The authors first evaluate neural switching on the device level, and compute the switching energy and delay for each technology, on the same series of plots. The results differ by orders of magnitude between different technologies, and even for different devices in similar technologies. They then perform similar computations for total energy and time delay for various prototype neural network chips to perform the same inference algorithm. Again, the results vary by large factors. Analog neural networks are found to be somewhat faster and lower power than digital circuits, for the same degree of precision. While this technology is still developing, this sort of analysis may be useful in evaluating the most promising approaches.
Grand Challenge: Applying Artificial Intelligence and Machine Learning to Cybersecurity
Access the article by Kirk Bresniker, Ada Gavrilovska, James Holt, Dejan Milojicic, and Trung Tran in IEEE Xplore.

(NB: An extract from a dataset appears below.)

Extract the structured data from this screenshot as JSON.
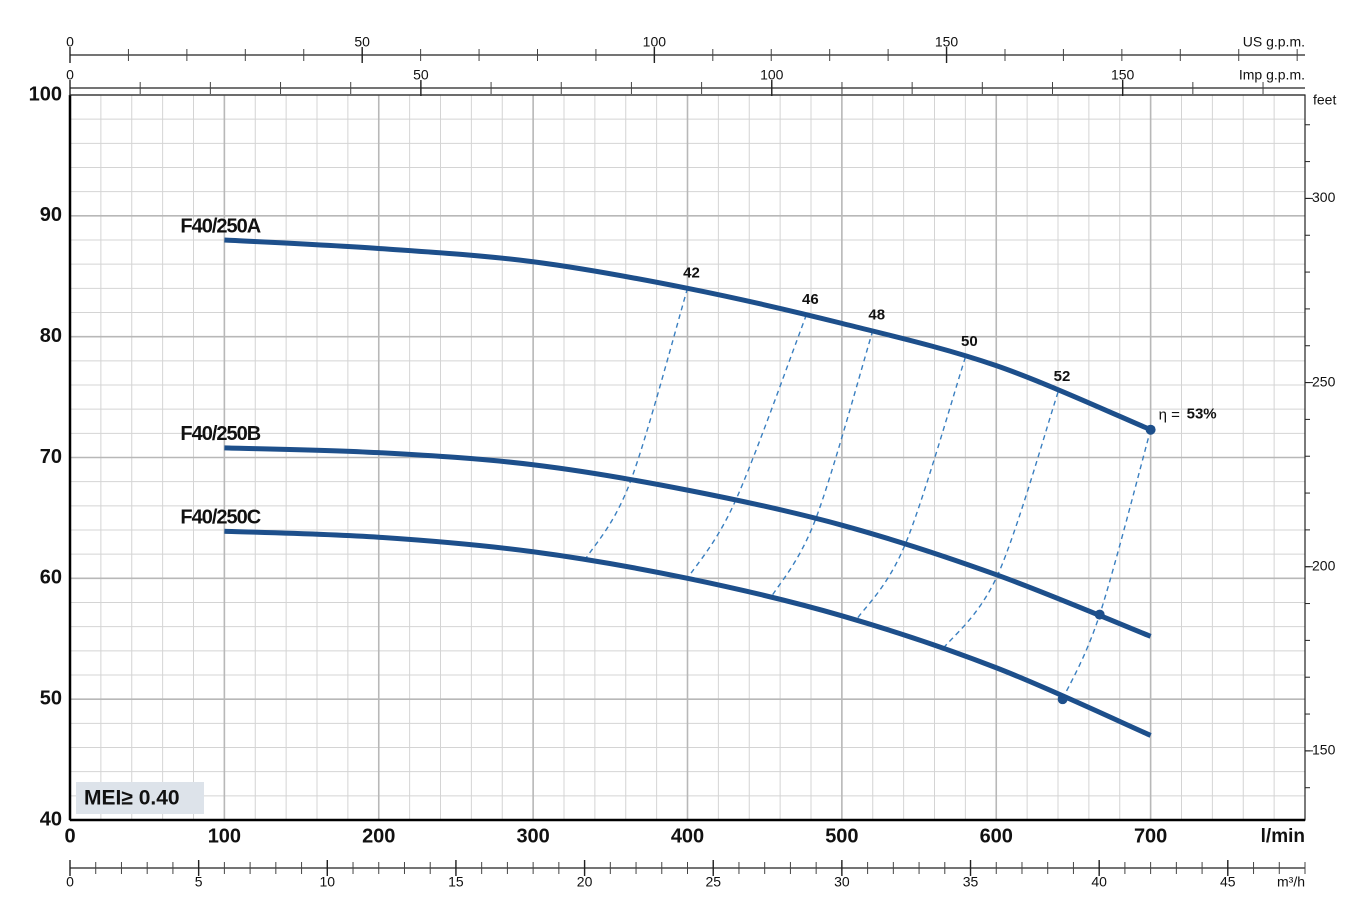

Providing future cybersecurity will require integration of AI/ML throughout the network worldwide. Initiating a series of Grand Challenges on this topic will help the community achieve this goal.
The December issue of Computer has a set of open-access feature articles on Technology Predictions. One of these is by Bresniker et al., on how AI/ML can help to address the pervasive and growing problem of cyberattacks. This follows a set of earlier workshops and a 2018 report (PDF, 1 MB) on a similar topic by some of the same authors.

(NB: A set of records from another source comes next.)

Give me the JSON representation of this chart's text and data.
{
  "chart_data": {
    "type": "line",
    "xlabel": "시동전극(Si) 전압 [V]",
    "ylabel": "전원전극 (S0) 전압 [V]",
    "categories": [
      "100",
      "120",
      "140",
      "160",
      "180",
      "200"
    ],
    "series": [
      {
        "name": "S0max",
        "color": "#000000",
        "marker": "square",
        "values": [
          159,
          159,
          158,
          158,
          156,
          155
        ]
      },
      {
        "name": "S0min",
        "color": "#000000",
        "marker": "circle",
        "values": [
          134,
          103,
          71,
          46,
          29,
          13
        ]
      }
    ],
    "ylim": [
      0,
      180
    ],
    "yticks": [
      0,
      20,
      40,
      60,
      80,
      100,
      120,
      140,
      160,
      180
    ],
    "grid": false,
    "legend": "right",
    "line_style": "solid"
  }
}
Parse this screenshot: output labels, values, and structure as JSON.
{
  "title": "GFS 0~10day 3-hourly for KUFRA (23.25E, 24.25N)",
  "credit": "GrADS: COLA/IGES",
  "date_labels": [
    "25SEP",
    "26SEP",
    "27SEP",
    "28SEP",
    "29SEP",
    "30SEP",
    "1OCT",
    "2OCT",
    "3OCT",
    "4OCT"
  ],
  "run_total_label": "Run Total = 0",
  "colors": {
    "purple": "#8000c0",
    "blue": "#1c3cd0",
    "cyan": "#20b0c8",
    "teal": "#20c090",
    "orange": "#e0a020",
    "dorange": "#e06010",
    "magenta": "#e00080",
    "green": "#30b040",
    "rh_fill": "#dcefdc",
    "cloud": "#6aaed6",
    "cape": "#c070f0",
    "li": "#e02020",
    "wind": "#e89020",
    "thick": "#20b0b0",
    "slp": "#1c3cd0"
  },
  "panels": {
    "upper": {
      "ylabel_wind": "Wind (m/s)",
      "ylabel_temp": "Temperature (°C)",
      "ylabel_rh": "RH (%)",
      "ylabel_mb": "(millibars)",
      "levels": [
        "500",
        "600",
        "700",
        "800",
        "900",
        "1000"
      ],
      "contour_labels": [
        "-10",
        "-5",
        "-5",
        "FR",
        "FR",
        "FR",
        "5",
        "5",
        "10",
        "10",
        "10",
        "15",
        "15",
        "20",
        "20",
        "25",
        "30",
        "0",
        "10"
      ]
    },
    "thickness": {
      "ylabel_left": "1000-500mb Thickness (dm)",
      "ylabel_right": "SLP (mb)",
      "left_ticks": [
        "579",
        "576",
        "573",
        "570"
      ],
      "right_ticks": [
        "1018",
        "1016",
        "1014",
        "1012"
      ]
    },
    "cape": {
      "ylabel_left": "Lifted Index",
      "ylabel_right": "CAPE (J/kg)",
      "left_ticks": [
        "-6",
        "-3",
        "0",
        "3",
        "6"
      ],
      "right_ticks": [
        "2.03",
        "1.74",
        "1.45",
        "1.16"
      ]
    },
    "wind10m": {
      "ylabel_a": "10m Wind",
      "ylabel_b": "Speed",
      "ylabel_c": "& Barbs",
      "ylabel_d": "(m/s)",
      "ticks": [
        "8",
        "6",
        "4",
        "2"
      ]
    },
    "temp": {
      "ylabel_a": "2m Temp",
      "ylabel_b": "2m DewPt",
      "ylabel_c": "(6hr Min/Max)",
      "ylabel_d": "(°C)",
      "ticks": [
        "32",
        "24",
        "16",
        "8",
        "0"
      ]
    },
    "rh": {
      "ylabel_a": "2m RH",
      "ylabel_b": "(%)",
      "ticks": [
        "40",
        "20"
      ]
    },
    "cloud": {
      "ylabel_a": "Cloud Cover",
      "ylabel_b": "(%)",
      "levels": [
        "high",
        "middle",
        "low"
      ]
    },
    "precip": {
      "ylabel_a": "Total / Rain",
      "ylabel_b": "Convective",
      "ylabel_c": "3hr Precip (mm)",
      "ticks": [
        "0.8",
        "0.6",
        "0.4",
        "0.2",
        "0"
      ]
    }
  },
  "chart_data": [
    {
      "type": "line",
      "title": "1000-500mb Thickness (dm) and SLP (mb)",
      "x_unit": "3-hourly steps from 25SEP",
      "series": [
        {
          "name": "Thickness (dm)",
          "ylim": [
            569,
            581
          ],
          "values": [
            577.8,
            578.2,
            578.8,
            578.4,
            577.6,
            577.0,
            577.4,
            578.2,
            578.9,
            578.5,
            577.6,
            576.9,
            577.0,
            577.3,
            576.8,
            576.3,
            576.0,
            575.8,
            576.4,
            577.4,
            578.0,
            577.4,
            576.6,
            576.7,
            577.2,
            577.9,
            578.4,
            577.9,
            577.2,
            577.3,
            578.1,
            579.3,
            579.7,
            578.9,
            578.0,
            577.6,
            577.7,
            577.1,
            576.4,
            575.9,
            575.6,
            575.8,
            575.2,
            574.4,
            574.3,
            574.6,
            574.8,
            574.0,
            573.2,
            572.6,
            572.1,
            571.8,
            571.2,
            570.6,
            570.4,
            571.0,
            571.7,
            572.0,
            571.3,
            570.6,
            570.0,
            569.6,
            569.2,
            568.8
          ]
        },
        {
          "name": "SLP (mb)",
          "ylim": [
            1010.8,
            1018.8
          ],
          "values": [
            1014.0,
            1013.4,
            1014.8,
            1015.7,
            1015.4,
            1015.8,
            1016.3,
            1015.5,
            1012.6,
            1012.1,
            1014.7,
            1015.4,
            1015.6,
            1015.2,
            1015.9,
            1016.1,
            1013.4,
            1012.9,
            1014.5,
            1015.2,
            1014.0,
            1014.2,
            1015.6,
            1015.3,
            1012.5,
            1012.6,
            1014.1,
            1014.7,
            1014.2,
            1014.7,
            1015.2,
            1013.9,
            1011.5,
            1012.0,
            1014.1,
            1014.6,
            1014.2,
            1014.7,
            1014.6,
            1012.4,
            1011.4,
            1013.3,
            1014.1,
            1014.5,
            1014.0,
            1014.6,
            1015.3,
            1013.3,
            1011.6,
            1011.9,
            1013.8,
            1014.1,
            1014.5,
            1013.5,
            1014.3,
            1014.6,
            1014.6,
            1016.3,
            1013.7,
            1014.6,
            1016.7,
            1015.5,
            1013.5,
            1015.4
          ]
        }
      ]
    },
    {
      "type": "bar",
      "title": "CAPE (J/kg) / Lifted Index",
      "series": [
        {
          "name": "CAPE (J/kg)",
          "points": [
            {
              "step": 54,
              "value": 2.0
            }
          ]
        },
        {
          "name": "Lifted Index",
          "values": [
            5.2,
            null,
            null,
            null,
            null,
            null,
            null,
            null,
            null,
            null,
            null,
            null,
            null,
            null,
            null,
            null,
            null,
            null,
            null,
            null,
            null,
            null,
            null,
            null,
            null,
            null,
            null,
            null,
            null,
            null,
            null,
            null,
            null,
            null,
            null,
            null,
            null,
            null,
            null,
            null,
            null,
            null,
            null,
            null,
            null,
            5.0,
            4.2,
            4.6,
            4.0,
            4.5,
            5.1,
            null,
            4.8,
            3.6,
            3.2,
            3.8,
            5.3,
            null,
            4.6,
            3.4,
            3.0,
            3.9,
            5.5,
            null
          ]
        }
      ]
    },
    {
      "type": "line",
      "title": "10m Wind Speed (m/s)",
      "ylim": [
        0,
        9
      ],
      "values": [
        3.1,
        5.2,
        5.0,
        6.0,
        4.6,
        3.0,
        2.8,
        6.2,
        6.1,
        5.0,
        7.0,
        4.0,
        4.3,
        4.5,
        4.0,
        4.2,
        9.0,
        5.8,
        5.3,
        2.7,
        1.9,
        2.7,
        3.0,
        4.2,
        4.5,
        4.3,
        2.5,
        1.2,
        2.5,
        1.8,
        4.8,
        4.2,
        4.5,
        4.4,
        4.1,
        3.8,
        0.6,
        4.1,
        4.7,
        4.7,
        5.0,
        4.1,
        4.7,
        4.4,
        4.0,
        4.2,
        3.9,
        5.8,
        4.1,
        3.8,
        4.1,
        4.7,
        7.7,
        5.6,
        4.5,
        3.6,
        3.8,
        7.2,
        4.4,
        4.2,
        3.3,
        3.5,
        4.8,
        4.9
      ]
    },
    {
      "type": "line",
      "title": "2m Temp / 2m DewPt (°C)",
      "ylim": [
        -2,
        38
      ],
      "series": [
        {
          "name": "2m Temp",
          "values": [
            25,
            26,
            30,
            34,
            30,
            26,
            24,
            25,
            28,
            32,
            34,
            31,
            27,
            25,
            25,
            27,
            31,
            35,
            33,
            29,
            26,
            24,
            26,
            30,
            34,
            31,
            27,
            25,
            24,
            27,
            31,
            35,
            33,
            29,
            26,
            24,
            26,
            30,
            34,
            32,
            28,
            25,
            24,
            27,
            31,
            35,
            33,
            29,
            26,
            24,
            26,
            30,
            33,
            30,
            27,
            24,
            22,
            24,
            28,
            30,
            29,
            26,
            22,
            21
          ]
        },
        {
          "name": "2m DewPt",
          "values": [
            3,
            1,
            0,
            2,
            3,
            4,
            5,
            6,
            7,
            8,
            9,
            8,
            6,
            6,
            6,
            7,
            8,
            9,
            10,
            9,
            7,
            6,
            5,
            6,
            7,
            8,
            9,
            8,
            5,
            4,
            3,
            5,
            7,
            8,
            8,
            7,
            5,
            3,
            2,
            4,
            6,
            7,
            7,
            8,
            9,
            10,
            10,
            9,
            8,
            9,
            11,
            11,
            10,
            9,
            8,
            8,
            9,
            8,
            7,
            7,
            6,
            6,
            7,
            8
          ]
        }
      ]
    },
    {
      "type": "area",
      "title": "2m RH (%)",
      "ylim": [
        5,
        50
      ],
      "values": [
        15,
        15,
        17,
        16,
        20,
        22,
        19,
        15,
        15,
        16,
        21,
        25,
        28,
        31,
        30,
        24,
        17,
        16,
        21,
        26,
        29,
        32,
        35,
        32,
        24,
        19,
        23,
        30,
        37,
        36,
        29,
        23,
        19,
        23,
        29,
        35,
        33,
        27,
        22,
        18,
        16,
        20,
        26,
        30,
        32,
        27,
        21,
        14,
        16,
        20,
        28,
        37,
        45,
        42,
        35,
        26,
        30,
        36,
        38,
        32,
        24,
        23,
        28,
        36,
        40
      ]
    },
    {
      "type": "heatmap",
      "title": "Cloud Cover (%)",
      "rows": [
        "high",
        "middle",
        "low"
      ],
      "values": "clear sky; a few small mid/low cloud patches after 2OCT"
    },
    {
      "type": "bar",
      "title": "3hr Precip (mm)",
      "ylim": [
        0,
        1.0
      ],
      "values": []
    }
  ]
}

The authors argue that given the massive scale of the problem, that it is continuously changing, and that rapid responses are needed, this can only be handled by a system of ubiquitous AI agents capable of machine learning. However, these autonomous AI agents must quickly incorporate the insights of the best human cyber analysts, many of whom work privately on non-public data sets. The authors propose that an annual Grand Challenge, with prizes as motivation, can help to bring about the necessary collaborations and competition to achieve this goal. Given the critical nature of the problem to business and government, this should be initiated as soon as possible.